Veteran, successful businessman, community leader, husband, and father are all titles DeWald proudly held throughout his life. It’s a life his family said focused entirely on giving back to others.

“All that he was, he trained to be the best that he could be,” son David DeWald said.

It’s a life of excellence that started nearly a century ago.

“We’re celebrating his life. 93 years of life,” grandson Nathan Graeser said.

A Fort Wayne native, DeWald joined the Army Air Corps in the 1940’s. By the time he turned 22, he’d already worked his way up to captain and squadron leader.

“That was something at 22 to be able to lead 36 B-17s across the English Channel, Europe, and into Germany and back, many times 12-13 hour flights,” David said. “He tells the story that the war times were one of the most peaceful of his life because he felt like that was the thing to do, to fight for freedom, what he believed in. He believed that evil was in the world and had to be confronted and stopped.”

After the war, DeWald married his neighbor and childhood sweetheart, Ruthanne.

“My mother was just really his whole purpose for being,” daughter Denise Corbett said.

The two celebrated almost 70 years of marriage together. They have seven children and 19 grandchildren.

“Being around Papa, it gave you a sense of what a true family man is supposed to be like and it has given me an example of what to follow for the rest of my life, and just he’ll be with me as long as I’m here,” grandson Nick DeWald said. “It’s just amazing, so many people that he had an effect on. People all around him and people I didn’t even know he had an effect on- people I’ve never seen in my life. It’s incredible what he’s done in the community.”

“Happy Hour in our family is actually happy. We have a happy hour where we celebrate, and Papa was a huge fan of the happy hour,” Nathan said.

DeWald served as president of Fort Wayne Builders Supply and then started DeReo Manufacturing with one of his best friends.

“If you wanted to spend time with dad, you better get involved in a project he was working on.
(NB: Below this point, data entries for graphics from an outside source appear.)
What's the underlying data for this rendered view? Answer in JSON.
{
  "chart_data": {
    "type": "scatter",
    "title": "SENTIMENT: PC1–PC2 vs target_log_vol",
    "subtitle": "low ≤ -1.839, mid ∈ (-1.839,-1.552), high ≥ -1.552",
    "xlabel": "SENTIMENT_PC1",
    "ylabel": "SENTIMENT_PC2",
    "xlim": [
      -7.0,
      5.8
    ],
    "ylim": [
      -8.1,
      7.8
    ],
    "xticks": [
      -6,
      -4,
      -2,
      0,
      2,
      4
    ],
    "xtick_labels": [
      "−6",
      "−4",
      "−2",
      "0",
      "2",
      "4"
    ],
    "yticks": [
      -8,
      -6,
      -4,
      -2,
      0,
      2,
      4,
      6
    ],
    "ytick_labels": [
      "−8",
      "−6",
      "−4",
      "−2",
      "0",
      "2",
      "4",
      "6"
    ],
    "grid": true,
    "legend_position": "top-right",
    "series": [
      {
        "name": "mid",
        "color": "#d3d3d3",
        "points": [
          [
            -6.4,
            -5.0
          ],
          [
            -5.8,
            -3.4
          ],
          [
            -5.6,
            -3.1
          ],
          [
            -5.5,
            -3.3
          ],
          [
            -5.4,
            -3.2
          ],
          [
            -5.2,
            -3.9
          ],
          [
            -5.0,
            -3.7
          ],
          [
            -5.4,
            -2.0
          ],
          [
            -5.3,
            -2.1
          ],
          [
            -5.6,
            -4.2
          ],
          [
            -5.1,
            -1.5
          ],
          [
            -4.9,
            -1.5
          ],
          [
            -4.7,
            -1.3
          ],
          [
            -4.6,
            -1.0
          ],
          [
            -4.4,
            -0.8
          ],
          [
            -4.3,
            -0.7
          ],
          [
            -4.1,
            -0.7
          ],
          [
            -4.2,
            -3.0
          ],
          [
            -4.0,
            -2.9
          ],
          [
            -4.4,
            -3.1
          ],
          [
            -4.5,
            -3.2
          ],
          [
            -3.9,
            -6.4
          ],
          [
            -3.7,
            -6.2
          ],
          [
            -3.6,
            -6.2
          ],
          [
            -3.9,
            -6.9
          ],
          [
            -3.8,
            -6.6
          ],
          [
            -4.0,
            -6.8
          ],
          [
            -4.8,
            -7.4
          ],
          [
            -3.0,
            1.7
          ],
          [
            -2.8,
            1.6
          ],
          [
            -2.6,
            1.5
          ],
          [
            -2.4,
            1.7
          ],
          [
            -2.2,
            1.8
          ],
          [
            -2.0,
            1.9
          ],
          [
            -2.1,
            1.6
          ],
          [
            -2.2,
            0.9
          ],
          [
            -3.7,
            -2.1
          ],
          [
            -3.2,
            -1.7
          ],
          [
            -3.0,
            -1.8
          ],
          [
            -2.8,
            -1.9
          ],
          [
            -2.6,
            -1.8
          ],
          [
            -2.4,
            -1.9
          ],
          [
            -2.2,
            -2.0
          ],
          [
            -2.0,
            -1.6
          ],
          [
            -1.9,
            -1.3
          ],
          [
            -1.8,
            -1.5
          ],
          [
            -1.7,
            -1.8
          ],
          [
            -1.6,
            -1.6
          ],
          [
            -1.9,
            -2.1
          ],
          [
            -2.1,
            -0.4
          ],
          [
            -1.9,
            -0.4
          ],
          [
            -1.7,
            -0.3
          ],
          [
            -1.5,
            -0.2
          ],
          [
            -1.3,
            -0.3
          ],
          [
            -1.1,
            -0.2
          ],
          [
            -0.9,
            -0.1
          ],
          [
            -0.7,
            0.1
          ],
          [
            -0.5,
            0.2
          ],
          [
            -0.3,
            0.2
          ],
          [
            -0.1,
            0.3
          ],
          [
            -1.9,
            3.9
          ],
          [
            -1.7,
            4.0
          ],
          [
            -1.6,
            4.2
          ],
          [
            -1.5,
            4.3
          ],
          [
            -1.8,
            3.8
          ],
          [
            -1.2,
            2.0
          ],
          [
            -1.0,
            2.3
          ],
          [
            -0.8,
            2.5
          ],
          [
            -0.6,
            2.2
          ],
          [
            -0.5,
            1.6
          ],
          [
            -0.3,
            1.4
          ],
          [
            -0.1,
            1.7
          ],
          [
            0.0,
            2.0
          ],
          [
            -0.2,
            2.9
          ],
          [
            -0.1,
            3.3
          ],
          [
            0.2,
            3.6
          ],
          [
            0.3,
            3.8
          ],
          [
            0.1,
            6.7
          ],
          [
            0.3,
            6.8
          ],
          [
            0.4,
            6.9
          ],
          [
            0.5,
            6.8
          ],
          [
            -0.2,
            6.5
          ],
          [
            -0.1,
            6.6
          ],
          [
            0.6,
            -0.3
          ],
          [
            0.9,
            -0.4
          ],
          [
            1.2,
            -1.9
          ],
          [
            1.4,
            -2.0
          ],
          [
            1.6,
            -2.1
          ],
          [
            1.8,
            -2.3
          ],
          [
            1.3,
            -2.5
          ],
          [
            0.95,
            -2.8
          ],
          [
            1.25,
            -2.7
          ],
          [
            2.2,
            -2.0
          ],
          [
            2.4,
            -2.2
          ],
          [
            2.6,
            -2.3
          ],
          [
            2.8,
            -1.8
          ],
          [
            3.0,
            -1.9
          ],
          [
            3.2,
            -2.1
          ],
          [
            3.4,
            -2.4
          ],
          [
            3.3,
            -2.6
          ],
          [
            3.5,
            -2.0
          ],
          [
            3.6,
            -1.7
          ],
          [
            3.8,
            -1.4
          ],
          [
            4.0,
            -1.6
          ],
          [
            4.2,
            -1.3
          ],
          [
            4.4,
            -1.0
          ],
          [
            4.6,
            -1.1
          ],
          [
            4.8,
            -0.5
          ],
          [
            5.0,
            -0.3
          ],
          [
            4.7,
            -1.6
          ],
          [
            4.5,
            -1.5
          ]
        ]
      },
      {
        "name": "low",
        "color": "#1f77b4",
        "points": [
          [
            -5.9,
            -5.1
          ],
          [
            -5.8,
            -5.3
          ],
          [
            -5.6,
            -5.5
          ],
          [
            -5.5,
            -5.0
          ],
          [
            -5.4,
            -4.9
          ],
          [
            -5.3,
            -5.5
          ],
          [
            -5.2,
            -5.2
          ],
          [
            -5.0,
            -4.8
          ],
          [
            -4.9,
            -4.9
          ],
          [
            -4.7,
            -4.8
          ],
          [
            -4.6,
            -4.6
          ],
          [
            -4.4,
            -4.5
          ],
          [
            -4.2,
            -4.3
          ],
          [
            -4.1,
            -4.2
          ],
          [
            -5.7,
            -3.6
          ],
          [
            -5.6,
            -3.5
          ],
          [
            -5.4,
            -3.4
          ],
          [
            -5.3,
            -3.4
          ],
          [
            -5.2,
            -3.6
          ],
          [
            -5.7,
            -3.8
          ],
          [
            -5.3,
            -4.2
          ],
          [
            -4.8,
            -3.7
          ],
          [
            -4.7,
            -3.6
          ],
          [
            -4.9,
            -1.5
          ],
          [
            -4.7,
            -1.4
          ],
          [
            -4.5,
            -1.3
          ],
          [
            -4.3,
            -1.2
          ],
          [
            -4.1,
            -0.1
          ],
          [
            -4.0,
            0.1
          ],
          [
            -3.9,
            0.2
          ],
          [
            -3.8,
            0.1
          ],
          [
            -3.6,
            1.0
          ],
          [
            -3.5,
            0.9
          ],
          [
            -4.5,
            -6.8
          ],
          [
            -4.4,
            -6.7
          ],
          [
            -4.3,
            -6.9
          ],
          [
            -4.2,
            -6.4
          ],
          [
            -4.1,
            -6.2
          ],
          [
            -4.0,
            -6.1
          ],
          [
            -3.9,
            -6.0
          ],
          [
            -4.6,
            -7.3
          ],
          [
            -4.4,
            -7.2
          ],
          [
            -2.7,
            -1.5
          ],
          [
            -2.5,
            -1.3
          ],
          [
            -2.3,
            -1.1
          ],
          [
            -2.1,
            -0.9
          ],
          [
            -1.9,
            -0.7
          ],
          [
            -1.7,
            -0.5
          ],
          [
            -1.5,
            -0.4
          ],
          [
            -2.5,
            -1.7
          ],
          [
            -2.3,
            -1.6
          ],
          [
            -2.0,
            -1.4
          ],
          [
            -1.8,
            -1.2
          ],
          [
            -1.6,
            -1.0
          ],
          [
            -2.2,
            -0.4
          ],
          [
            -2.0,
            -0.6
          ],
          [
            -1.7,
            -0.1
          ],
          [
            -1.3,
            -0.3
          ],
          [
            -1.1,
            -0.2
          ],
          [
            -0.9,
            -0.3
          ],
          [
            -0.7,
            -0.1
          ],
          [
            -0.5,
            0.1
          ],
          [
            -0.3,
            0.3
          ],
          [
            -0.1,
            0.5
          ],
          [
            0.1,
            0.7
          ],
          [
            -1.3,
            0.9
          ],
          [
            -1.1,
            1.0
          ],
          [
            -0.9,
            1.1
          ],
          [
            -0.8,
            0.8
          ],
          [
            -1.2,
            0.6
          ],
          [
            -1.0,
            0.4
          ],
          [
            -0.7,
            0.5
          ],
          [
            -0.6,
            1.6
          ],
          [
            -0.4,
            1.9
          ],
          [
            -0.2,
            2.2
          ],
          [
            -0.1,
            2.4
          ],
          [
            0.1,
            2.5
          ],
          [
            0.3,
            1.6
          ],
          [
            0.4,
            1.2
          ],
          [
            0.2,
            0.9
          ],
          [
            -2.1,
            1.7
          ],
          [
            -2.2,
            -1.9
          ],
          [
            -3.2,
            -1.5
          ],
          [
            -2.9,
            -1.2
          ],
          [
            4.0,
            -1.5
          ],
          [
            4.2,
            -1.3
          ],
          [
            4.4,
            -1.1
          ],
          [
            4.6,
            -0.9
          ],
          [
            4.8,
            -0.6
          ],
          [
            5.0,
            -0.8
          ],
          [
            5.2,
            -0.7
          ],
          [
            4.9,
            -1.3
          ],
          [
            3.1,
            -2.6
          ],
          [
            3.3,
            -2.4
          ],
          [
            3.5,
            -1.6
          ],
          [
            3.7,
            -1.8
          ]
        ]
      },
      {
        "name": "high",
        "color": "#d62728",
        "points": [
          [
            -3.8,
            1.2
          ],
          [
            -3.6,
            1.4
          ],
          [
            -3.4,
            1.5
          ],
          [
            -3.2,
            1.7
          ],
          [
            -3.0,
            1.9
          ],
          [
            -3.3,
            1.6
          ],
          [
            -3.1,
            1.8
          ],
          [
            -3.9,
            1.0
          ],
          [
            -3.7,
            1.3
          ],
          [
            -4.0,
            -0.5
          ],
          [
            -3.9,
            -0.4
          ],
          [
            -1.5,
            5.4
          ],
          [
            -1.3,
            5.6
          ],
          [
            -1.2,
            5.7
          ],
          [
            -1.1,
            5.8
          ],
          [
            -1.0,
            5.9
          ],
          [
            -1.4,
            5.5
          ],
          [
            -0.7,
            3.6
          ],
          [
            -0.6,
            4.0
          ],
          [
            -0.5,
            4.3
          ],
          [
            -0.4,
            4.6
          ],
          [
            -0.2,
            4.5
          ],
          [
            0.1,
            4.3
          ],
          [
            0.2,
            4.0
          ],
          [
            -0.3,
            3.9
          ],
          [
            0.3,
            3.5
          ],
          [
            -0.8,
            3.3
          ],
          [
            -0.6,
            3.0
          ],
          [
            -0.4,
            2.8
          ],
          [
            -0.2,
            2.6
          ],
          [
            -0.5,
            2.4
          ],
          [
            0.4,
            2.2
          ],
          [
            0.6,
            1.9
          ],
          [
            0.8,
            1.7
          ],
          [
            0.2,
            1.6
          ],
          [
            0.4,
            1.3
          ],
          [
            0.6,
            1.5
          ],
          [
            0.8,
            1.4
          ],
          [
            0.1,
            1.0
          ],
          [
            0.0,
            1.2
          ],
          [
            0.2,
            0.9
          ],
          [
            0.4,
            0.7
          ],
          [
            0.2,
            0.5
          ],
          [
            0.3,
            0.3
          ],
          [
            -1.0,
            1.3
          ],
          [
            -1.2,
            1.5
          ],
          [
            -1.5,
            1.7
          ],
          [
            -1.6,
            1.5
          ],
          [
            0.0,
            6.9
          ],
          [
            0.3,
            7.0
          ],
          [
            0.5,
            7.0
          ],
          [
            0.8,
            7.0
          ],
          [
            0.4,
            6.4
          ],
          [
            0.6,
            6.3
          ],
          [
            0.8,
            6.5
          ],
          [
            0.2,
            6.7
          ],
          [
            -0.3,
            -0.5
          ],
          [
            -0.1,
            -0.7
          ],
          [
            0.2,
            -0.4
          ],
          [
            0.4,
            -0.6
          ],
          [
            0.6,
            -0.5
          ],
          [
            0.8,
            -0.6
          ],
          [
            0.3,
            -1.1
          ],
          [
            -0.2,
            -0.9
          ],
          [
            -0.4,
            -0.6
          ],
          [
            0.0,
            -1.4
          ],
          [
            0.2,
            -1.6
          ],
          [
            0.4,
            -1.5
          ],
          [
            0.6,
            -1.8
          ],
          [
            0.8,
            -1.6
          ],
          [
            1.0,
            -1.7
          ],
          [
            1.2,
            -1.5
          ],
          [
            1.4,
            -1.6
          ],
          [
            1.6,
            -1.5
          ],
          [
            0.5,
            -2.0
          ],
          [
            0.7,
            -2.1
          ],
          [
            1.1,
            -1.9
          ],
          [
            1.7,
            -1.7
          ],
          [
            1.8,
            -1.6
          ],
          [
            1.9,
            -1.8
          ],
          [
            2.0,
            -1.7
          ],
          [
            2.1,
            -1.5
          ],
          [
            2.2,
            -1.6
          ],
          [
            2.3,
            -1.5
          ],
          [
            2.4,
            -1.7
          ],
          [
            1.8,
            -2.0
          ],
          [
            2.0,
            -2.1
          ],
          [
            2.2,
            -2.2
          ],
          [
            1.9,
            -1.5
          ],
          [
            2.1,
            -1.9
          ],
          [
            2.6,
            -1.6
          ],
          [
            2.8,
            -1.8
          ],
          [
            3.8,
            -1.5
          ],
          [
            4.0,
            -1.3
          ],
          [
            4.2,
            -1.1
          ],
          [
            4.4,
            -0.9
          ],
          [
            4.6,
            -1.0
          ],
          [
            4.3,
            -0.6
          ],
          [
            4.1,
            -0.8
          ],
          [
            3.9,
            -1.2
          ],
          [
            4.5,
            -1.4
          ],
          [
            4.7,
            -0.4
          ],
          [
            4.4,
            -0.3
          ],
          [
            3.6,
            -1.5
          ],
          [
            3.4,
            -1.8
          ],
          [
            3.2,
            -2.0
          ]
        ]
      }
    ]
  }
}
He always had a project,” son Joseph DeWald said.

DeWald retired at 57 only to start an even busier stage of life through his community service. He served on many boards at his church as well as the Fort Wayne-South Bend Diocese.

“He would say the most important thing is that you’re able to contribute to your community and make it a better place,” Joseph said. “He always had the rose-colored glasses on, never had anything bad to say about anyone. He was just amazing.”

His family said his passion for his country stayed with him throughout his life.

“He was a die-hard patriot. In very subtle ways, he was not a flashy man who wanted to have the limelight. He was very quiet about what he did, but he was very passionate,” Joe said.

“We had a lot of conversations about what it looks like to be a person of peace and also a person who protects the peace,” Nathan said.

DeWald’s children also talked about how much he and his wife, Ruthanne, loved their friends. They even started a “Friday Night Group” of friends who would go to church and dinner once a week.

“The group started out with 25-26 people, a big crowd, so you know they’d overwhelm a place when they’d come in. Over this time of 20 plus years, they got down to five people left,” Joe said.

When they started making funeral arrangements, Joe realized that the majority of the members from the group had burial plots right next to each other at St. Vincent de Paul Cemetery.

“They pulled out this big plot and looked at this, and I immediately looked an all in this one corner were the Friday night group,” Joe said.

DeWald is an American hero whose life created an unforgettable legacy.

“His sense of wonder and joy for the world around him- that, I think, is his biggest legacy,” Denise said.

“He say a depth to life that was bigger than what most people think is right or wrong. It wasn’t the politics. It wasn’t a particular party or so dogmatic that this is my way or the highway. He thought what was right was loving people,” David said.

“He was all the things that you’d love to have as a part of your life, and I was fortunate enough to have him as a father,” Joseph said.

DeWald’s funeral is on Thursday, June 25th. Full military honors are planned for the burial at St.Vincent de Paul Cemetery.